I had to touch you with my hands, I had to taste you with my tongue; one can’t love and do nothing.

Love, hate, jealousy, possession, faith and doubt. These are the major themes explored in what may well have been Graham Greene’s most autobiographical novel (the book is dedicated to Catherine Walston, with whom Greene carried out a wartime affair).

The setting for the story is London during and just after the Second World War, and our narrator is Maurice Bendrix, a middle-aged literary writer who lives alone. Bendrix initially embarks on an affair with the beautiful Sarah Miles in order to obtain information about her husband, the successful but rather dull senior Civil Servant, Henry Miles, whom Bendrix wished to use as a character in one of his novels. As time goes on though, Bendrix becomes increasingly infatuated with the charming Sarah and their relationship deepens, despite the fact that his own selfishness, jealousy and anger often cause them both pain.

However, shortly after Bendrix is knocked unconscious when a bomb gets dropped near to his house, Sarah suddenly breaks off the affair, without giving him any explanation. Bendrix assumes that she has tired of him and is now with another man, so tries to forget her. Yet two years on, still wrought with bitterness and jealousy, he decides to employ a private detective to follow Sarah and find out details about her current life. I won’t reveal any more of what happens, but already you can see why I said that this is a tale of love, hate, jealousy and possession.

The End of the Affair by Graham Greene

In terms of how the novel is composed, the first thing to say is that the quality and impact of the narrative is striking: Bendrix is incredibly honest in his account, carefully detailing his exact thoughts and emotions as well as his actions. There is little self-justifying or excusing of behaviour either: he is as candid as could be with himself. He comes to realise that not only only has his relationship with Sarah been defined by love and hate, but that perhaps the two emotions are inextricably linked; that the more he loves her, the greater is his capacity to hate, and that his hate itself, in one sense, speaks of the depth of his love. It is difficult for me to summarise here these sentiments and the complex interplay of different emotions that Bendrix experiences, so if the previous sentence sounds hackneyed or even ridiculous, the fault is with my attempt to sum-up his journey, rather than with Greene’s narrative.

Although Bendrix is the sole narrator, we also come to hear some of Sarah’s own thoughts, both through the lovers’ dialogues and also through her diary, which Bendrix later reads.
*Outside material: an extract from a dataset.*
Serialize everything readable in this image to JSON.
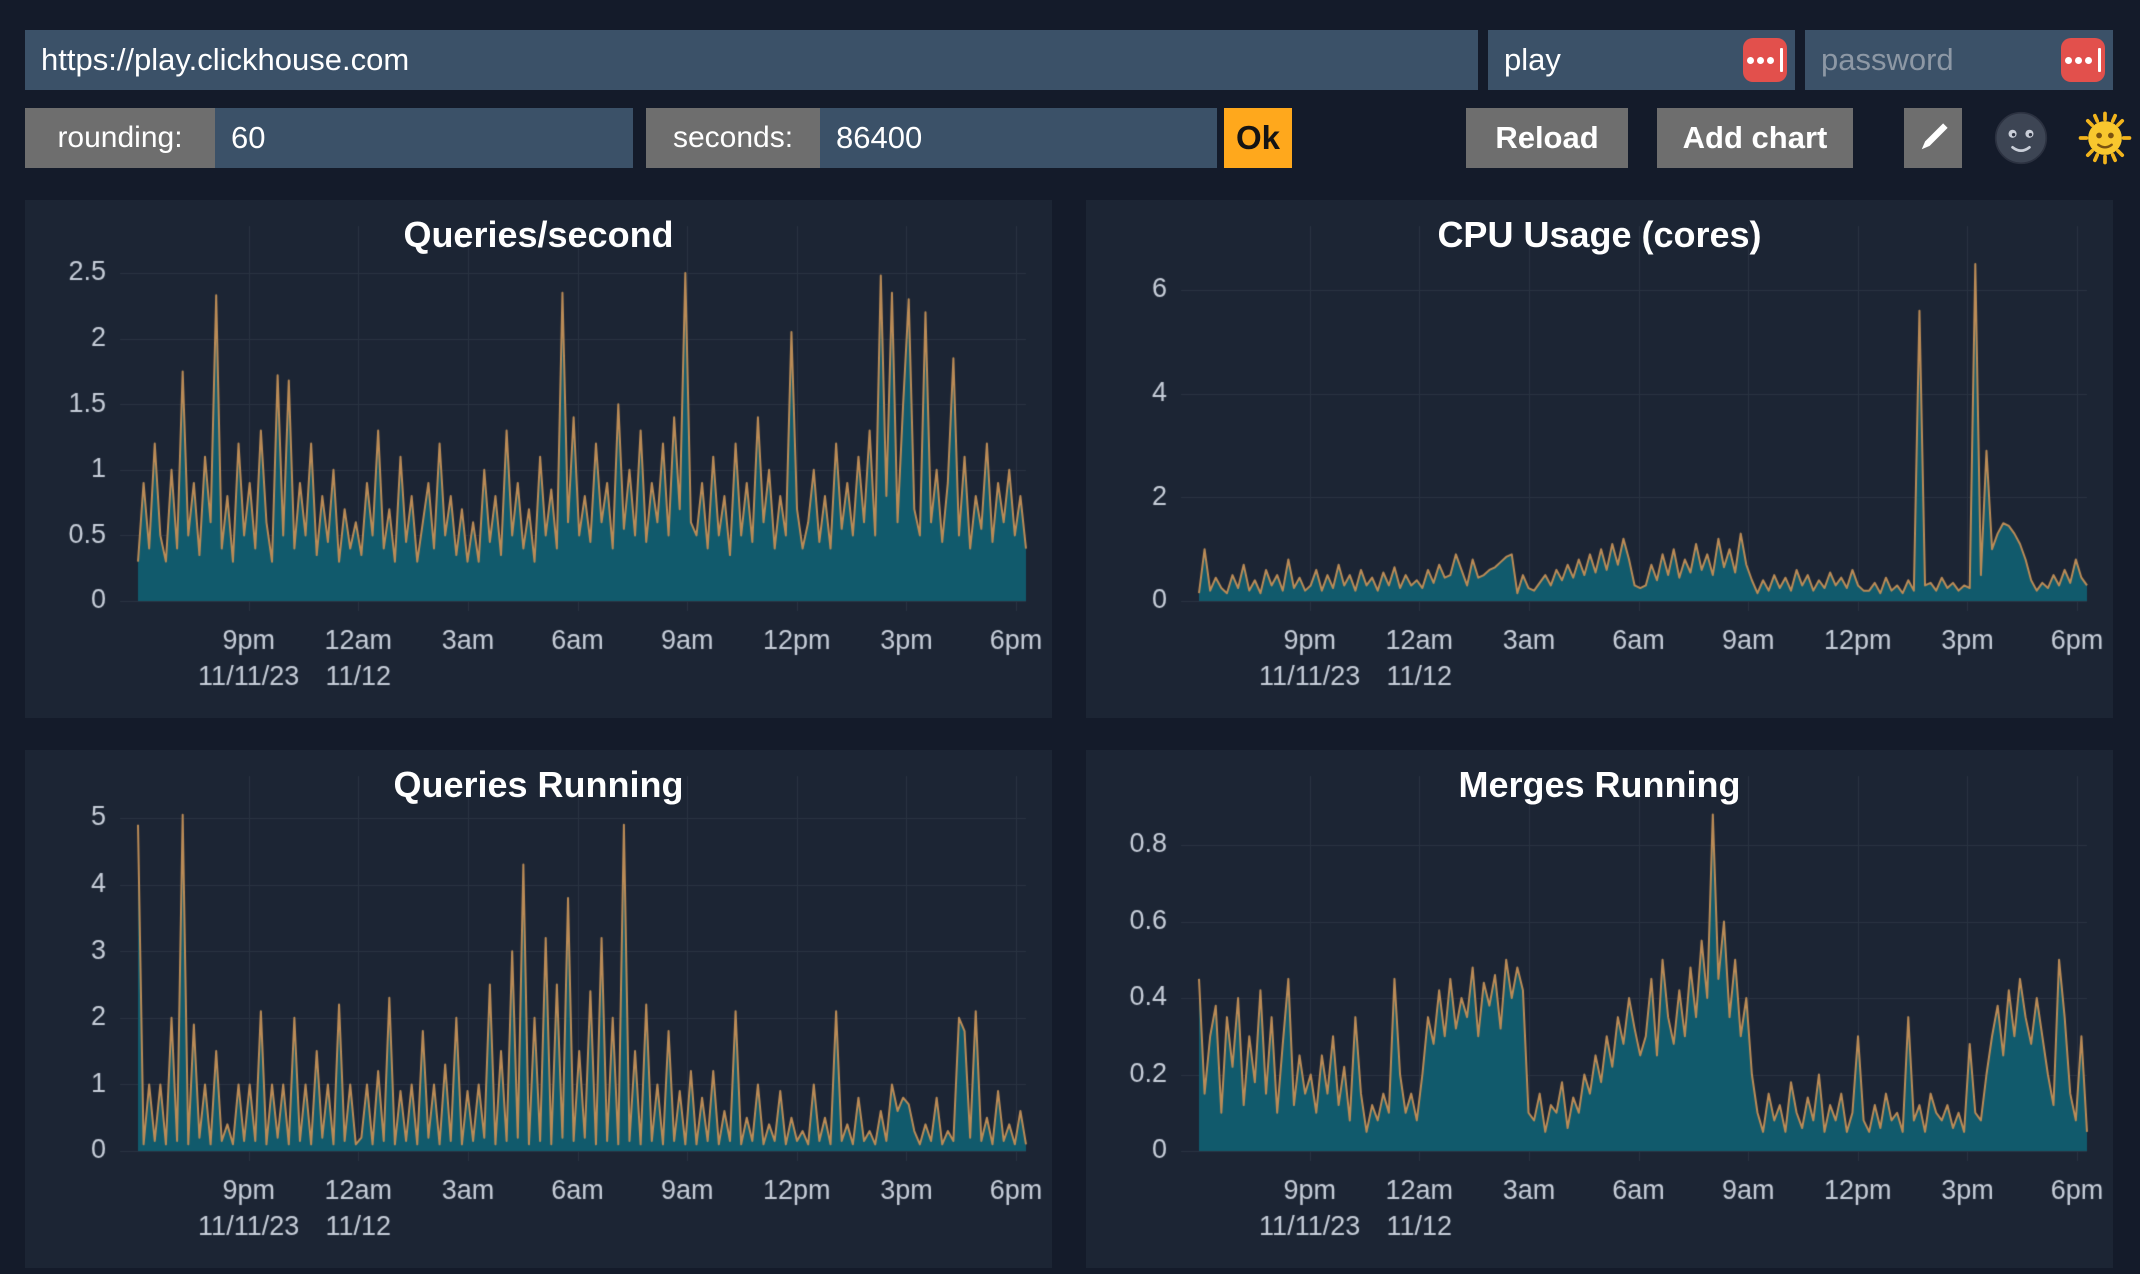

Sarah is an extraordinary character herself, superbly drawn by Greene. She is such a mixture of different qualities (or to put it another way: she comes across like a real person and not a two-dimensional character): she’s capable of so much love, yet can never really love herself. She is passionate, bold and strong; she is forgiving, gracious, and remarkably honest, yet views herself as ‘a bitch and a fake’. Then there is her adultery itself and the inevitable deception that goes with it, yet coupled with this she is fiercely loyal, in her own way, to her husband, even when it would have been quite easy for her to have left him long ago.

Finally, at the real heart of the story, there is Sarah’s faith. Or, to be more precise, there is her doubting and wavering faith. A slither of a shadow of faith which has been with her since childhood, but has generally been submerged under everything else. However it is a faith that will not go away, which refuses to be forever smothered and which survives long after she is gone. It is this faith that points to a need for something greater than even human love can  supply. Again, I wouldn’t wish to spoil anything for anyone who has not yet read the novel, but Green’s study of faith in seemingly faith-less people is seriously and intelligently carried out, highlighting the complexity of human nature.

The End of the Affair is the fourth and last of Graham Green’s explicitly Catholic novels, all of which I would heartily recommend. All four are fairly serious, intense, ‘heavy’ books, if you will, but they all contain a depth to them which leaves you pondering their contents for months and even years afterwards.

“I had to touch you with my hands, I had to taste you with my tongue; one can’t love and do nothing.”